CARACAS: Allí está, como siempre.

Sentado en una esquina de la avenida Libertador, predecible y puntual, como las lluvias en Mayo o la salida del sol bajo el Ávila.

Sus cabellos son rizos de azúcar y la cara una hogaza quemada, recién salvada del horno. Lleva lentes oscuros y un viejo bastón en la mano. Es ciego, y tal vez ni siquiera sospeche la hermosura del destello de luz que le alumbra el semblante cada vez que una sonrisa, algo pícara, le enciende los labios curtidos.

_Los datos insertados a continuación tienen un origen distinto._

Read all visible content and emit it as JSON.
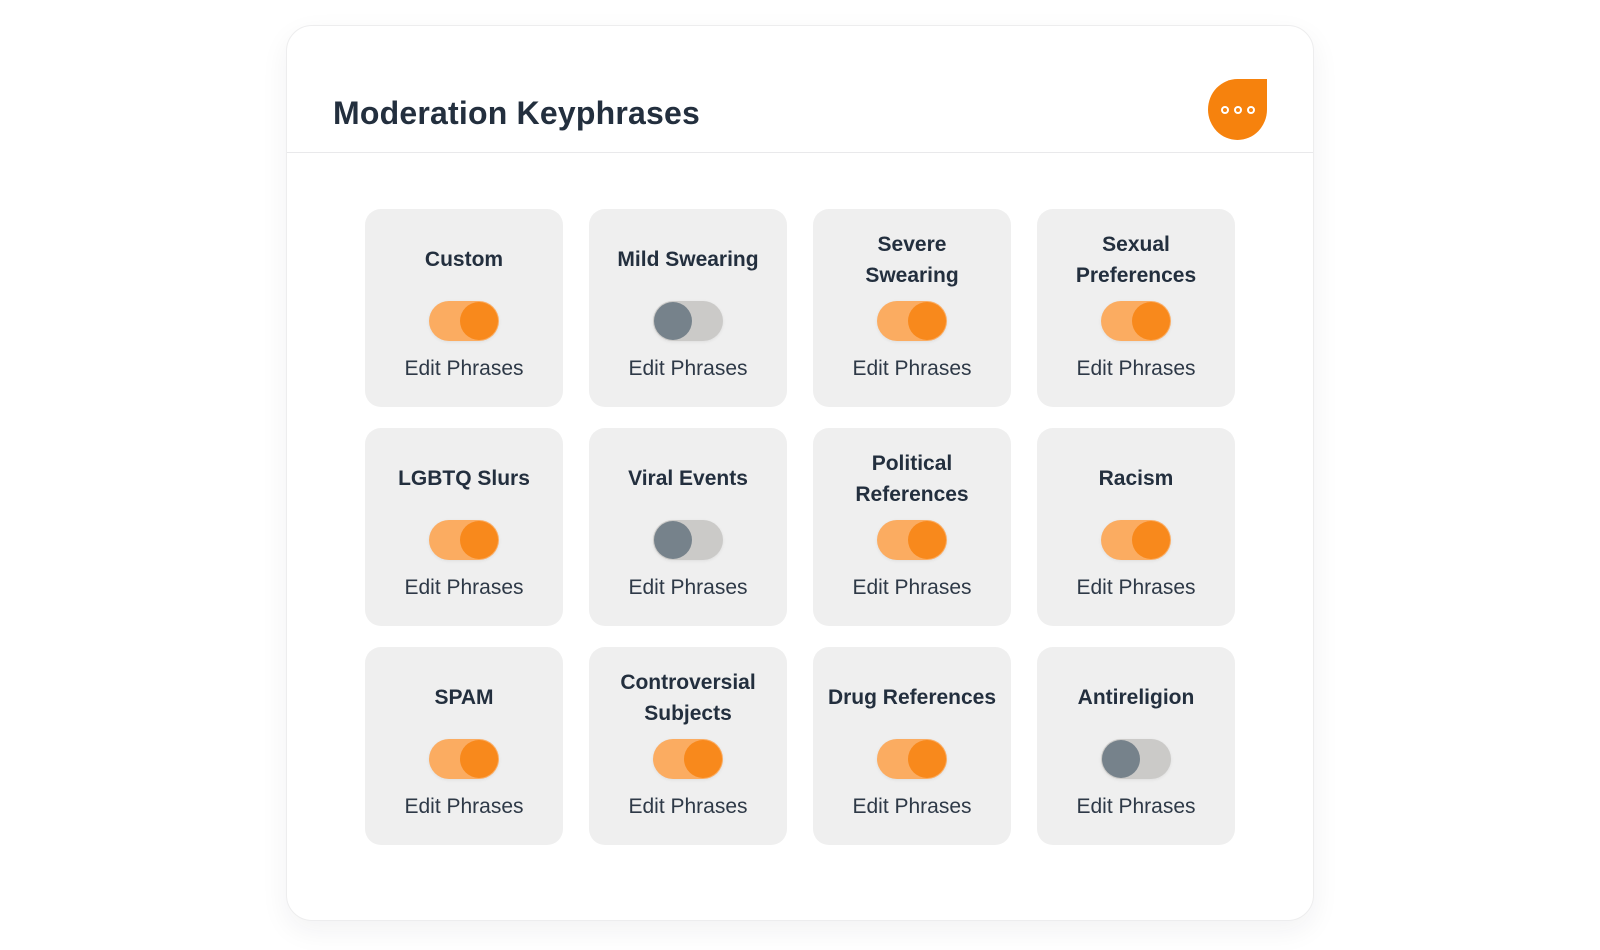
{
  "header": {
    "title": "Moderation Keyphrases",
    "menu_icon": "chat-bubble-ellipsis-icon"
  },
  "colors": {
    "accent_orange": "#f6820d",
    "toggle_on_track": "#fbac61",
    "toggle_on_knob": "#f8891c",
    "toggle_off_track": "#cbcac8",
    "toggle_off_knob": "#76828b",
    "card_background": "#efefef",
    "text_dark": "#232f3e"
  },
  "cards": [
    {
      "title": "Custom",
      "enabled": true,
      "action_label": "Edit Phrases"
    },
    {
      "title": "Mild Swearing",
      "enabled": false,
      "action_label": "Edit Phrases"
    },
    {
      "title": [
        "Severe",
        "Swearing"
      ],
      "enabled": true,
      "action_label": "Edit Phrases"
    },
    {
      "title": [
        "Sexual",
        "Preferences"
      ],
      "enabled": true,
      "action_label": "Edit Phrases"
    },
    {
      "title": "LGBTQ Slurs",
      "enabled": true,
      "action_label": "Edit Phrases"
    },
    {
      "title": "Viral Events",
      "enabled": false,
      "action_label": "Edit Phrases"
    },
    {
      "title": [
        "Political",
        "References"
      ],
      "enabled": true,
      "action_label": "Edit Phrases"
    },
    {
      "title": "Racism",
      "enabled": true,
      "action_label": "Edit Phrases"
    },
    {
      "title": "SPAM",
      "enabled": true,
      "action_label": "Edit Phrases"
    },
    {
      "title": [
        "Controversial",
        "Subjects"
      ],
      "enabled": true,
      "action_label": "Edit Phrases"
    },
    {
      "title": "Drug References",
      "enabled": true,
      "action_label": "Edit Phrases"
    },
    {
      "title": "Antireligion",
      "enabled": false,
      "action_label": "Edit Phrases"
    }
  ]
}
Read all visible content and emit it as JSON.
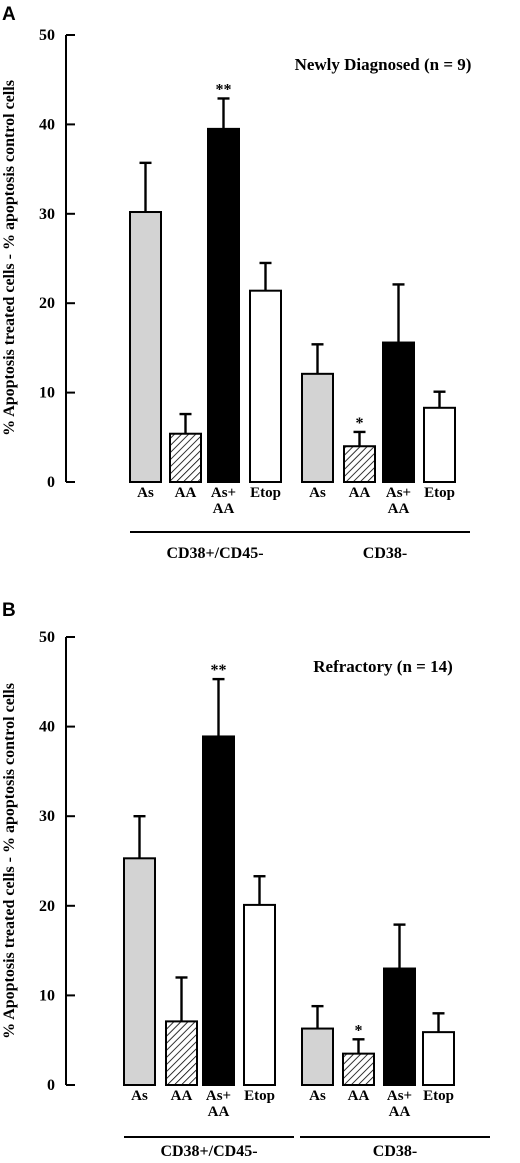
{
  "chart_data": [
    {
      "type": "bar",
      "panel": "A",
      "title": "Newly Diagnosed (n = 9)",
      "ylabel": "% Apoptosis treated cells - % apoptosis control cells",
      "xlabel": "",
      "ylim": [
        0,
        50
      ],
      "yticks": [
        "0",
        "10",
        "20",
        "30",
        "40",
        "50"
      ],
      "grid": false,
      "groups": [
        {
          "label": "CD38+/CD45-",
          "bars": [
            {
              "category": "As",
              "value": 30.2,
              "error": 5.5,
              "fill": "gray",
              "sig": ""
            },
            {
              "category": "AA",
              "value": 5.4,
              "error": 2.2,
              "fill": "hatched",
              "sig": ""
            },
            {
              "category": "As+ AA",
              "category_lines": [
                "As+",
                "AA"
              ],
              "value": 39.5,
              "error": 3.4,
              "fill": "black",
              "sig": "**"
            },
            {
              "category": "Etop",
              "value": 21.4,
              "error": 3.1,
              "fill": "white",
              "sig": ""
            }
          ]
        },
        {
          "label": "CD38-",
          "bars": [
            {
              "category": "As",
              "value": 12.1,
              "error": 3.3,
              "fill": "gray",
              "sig": ""
            },
            {
              "category": "AA",
              "value": 4.0,
              "error": 1.6,
              "fill": "hatched",
              "sig": "*"
            },
            {
              "category": "As+ AA",
              "category_lines": [
                "As+",
                "AA"
              ],
              "value": 15.6,
              "error": 6.5,
              "fill": "black",
              "sig": ""
            },
            {
              "category": "Etop",
              "value": 8.3,
              "error": 1.8,
              "fill": "white",
              "sig": ""
            }
          ]
        }
      ]
    },
    {
      "type": "bar",
      "panel": "B",
      "title": "Refractory (n = 14)",
      "ylabel": "% Apoptosis treated cells - % apoptosis control cells",
      "xlabel": "",
      "ylim": [
        0,
        50
      ],
      "yticks": [
        "0",
        "10",
        "20",
        "30",
        "40",
        "50"
      ],
      "grid": false,
      "groups": [
        {
          "label": "CD38+/CD45-",
          "bars": [
            {
              "category": "As",
              "value": 25.3,
              "error": 4.7,
              "fill": "gray",
              "sig": ""
            },
            {
              "category": "AA",
              "value": 7.1,
              "error": 4.9,
              "fill": "hatched",
              "sig": ""
            },
            {
              "category": "As+ AA",
              "category_lines": [
                "As+",
                "AA"
              ],
              "value": 38.9,
              "error": 6.4,
              "fill": "black",
              "sig": "**"
            },
            {
              "category": "Etop",
              "value": 20.1,
              "error": 3.2,
              "fill": "white",
              "sig": ""
            }
          ]
        },
        {
          "label": "CD38-",
          "bars": [
            {
              "category": "As",
              "value": 6.3,
              "error": 2.5,
              "fill": "gray",
              "sig": ""
            },
            {
              "category": "AA",
              "value": 3.5,
              "error": 1.6,
              "fill": "hatched",
              "sig": "*"
            },
            {
              "category": "As+ AA",
              "category_lines": [
                "As+",
                "AA"
              ],
              "value": 13.0,
              "error": 4.9,
              "fill": "black",
              "sig": ""
            },
            {
              "category": "Etop",
              "value": 5.9,
              "error": 2.1,
              "fill": "white",
              "sig": ""
            }
          ]
        }
      ]
    }
  ],
  "colors": {
    "gray": "#d3d3d3",
    "black": "#000000",
    "white": "#ffffff",
    "axis": "#000000"
  }
}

Es parte del paisaje urbano, mas no se confunde con él.

Su presencia es una certeza del alma. La vida y los carros lo superan de prisa, dejándolo atrás, aunque el tráfico intenso no logra ocultar su noble estampa de anciano pastor.

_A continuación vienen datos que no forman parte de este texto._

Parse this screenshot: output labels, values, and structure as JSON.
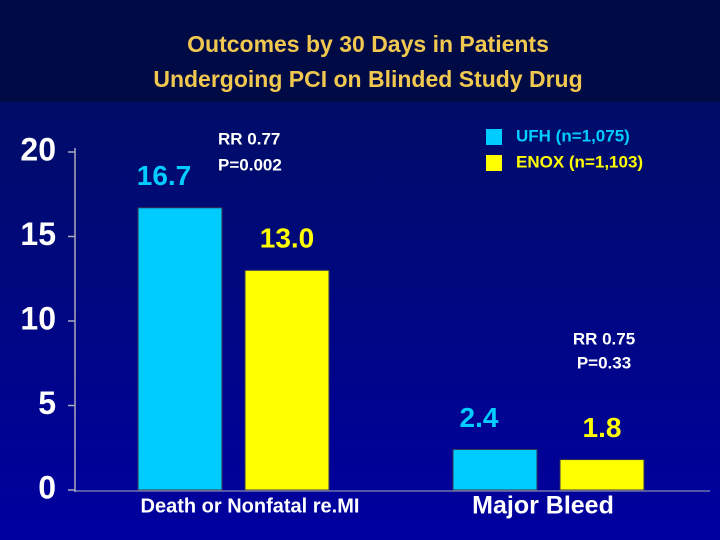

Se llama Emmanuel, y no pide limosnas.

Sólo está allí, solitario y atento. Su oído entrenado reconoce el sonido de las voces amigas; el tacto dudoso acaricia un instante monedas y billetes, antes de que caigan sonoros al pote de plástico que le roza las piernas delgadas.

Contesta feliz mi saludo, cándido como un niño inocente.

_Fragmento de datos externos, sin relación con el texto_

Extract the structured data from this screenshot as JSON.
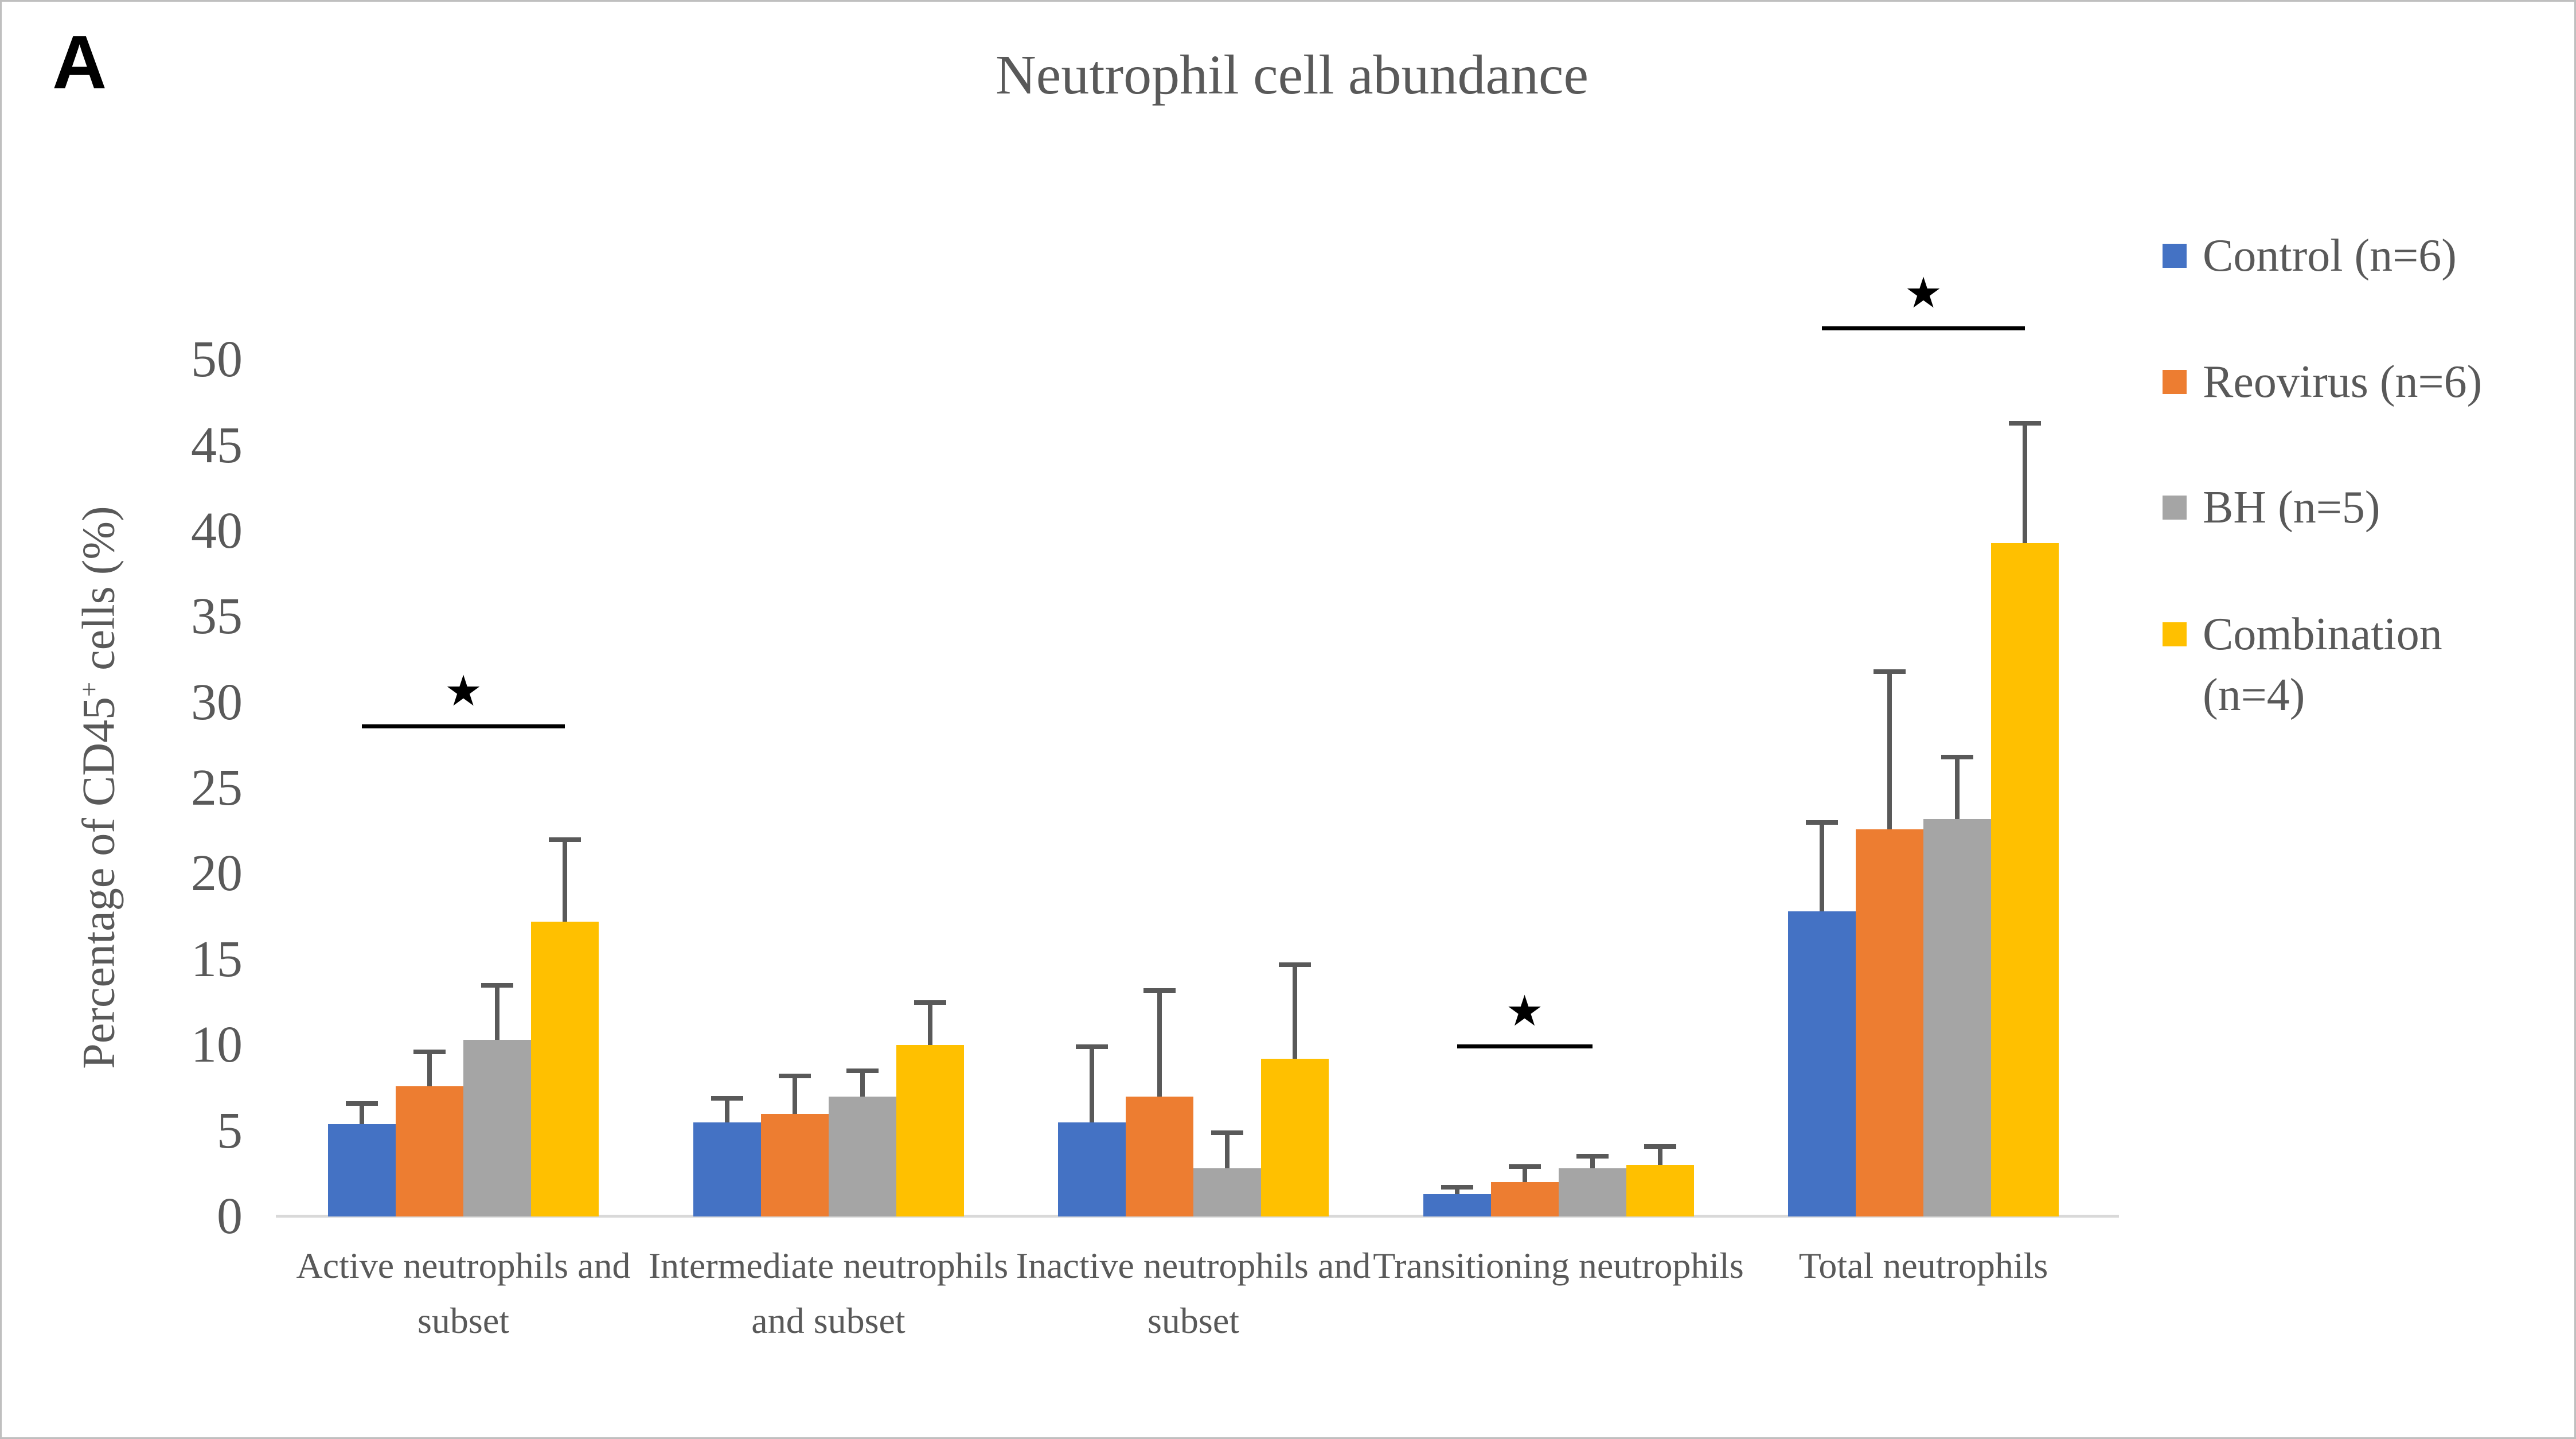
{
  "panel_label": "A",
  "y_axis": {
    "label_prefix": "Percentage of CD45",
    "label_sup": "+",
    "label_suffix": " cells (%)",
    "ticks": [
      0,
      5,
      10,
      15,
      20,
      25,
      30,
      35,
      40,
      45,
      50
    ]
  },
  "colors": {
    "control_blue": "#4472C4",
    "reovirus_orange": "#ED7D31",
    "bh_gray": "#A5A5A5",
    "combination_yellow": "#FFC000",
    "error_bar": "#595959",
    "axis_line": "#D9D9D9",
    "text": "#595959",
    "significance": "#000000"
  },
  "chart_data": {
    "type": "bar",
    "title": "Neutrophil cell abundance",
    "ylabel": "Percentage of CD45+ cells (%)",
    "ylim": [
      0,
      50
    ],
    "ytick_step": 5,
    "grid": false,
    "legend_position": "right",
    "categories": [
      "Active neutrophils and subset",
      "Intermediate neutrophils and subset",
      "Inactive neutrophils and subset",
      "Transitioning neutrophils",
      "Total neutrophils"
    ],
    "series": [
      {
        "name": "Control (n=6)",
        "color": "#4472C4",
        "values": [
          5.4,
          5.5,
          5.5,
          1.3,
          17.8
        ],
        "errors_plus": [
          1.2,
          1.4,
          4.4,
          0.4,
          5.2
        ]
      },
      {
        "name": "Reovirus (n=6)",
        "color": "#ED7D31",
        "values": [
          7.6,
          6.0,
          7.0,
          2.0,
          22.6
        ],
        "errors_plus": [
          2.0,
          2.2,
          6.2,
          0.9,
          9.2
        ]
      },
      {
        "name": "BH (n=5)",
        "color": "#A5A5A5",
        "values": [
          10.3,
          7.0,
          2.8,
          2.8,
          23.2
        ],
        "errors_plus": [
          3.2,
          1.5,
          2.1,
          0.7,
          3.6
        ]
      },
      {
        "name": "Combination (n=4)",
        "color": "#FFC000",
        "values": [
          17.2,
          10.0,
          9.2,
          3.0,
          39.3
        ],
        "errors_plus": [
          4.8,
          2.5,
          5.5,
          1.1,
          7.0
        ]
      }
    ],
    "significance": [
      {
        "category_index": 0,
        "from_series": 0,
        "to_series": 3,
        "y": 28.6,
        "marker": "★"
      },
      {
        "category_index": 3,
        "from_series": 0,
        "to_series": 2,
        "y": 9.9,
        "marker": "★"
      },
      {
        "category_index": 4,
        "from_series": 0,
        "to_series": 3,
        "y": 51.8,
        "marker": "★"
      }
    ]
  }
}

Le pregunto cómo está, bromeo con él, le recomiendo que no tome mucho sol, en un ritual infalible de acostumbrada rutina, y su larga retahíla de bendiciones sinceras me cubre como una cascada refrescante, acompañándome un buen rato al alejarme, mientras su sonrisa especial me contagia, una vez más, su alegría.

Si sus ojos son ciegos su alma, en cambio, puede leer muy bien…

Emmanuel es mi feliz cita obligada.

Los domingos, al regreso del Parque del Este, miro ansiosa a lo lejos y su imagen menuda es un remanso de paz en el caos citadino.

Últimamente, al ver en su rostro las marcas, cada vez más evidentes, del tiempo que pasa y su esqueleto un tanto encogido me pregunto qué haré el día en que ya no esté más aguardando inmóvil en su esquina y quizás sí, aún sin él, la avenida Libertador seguirá siendo esa honda herida de dolor apremiante.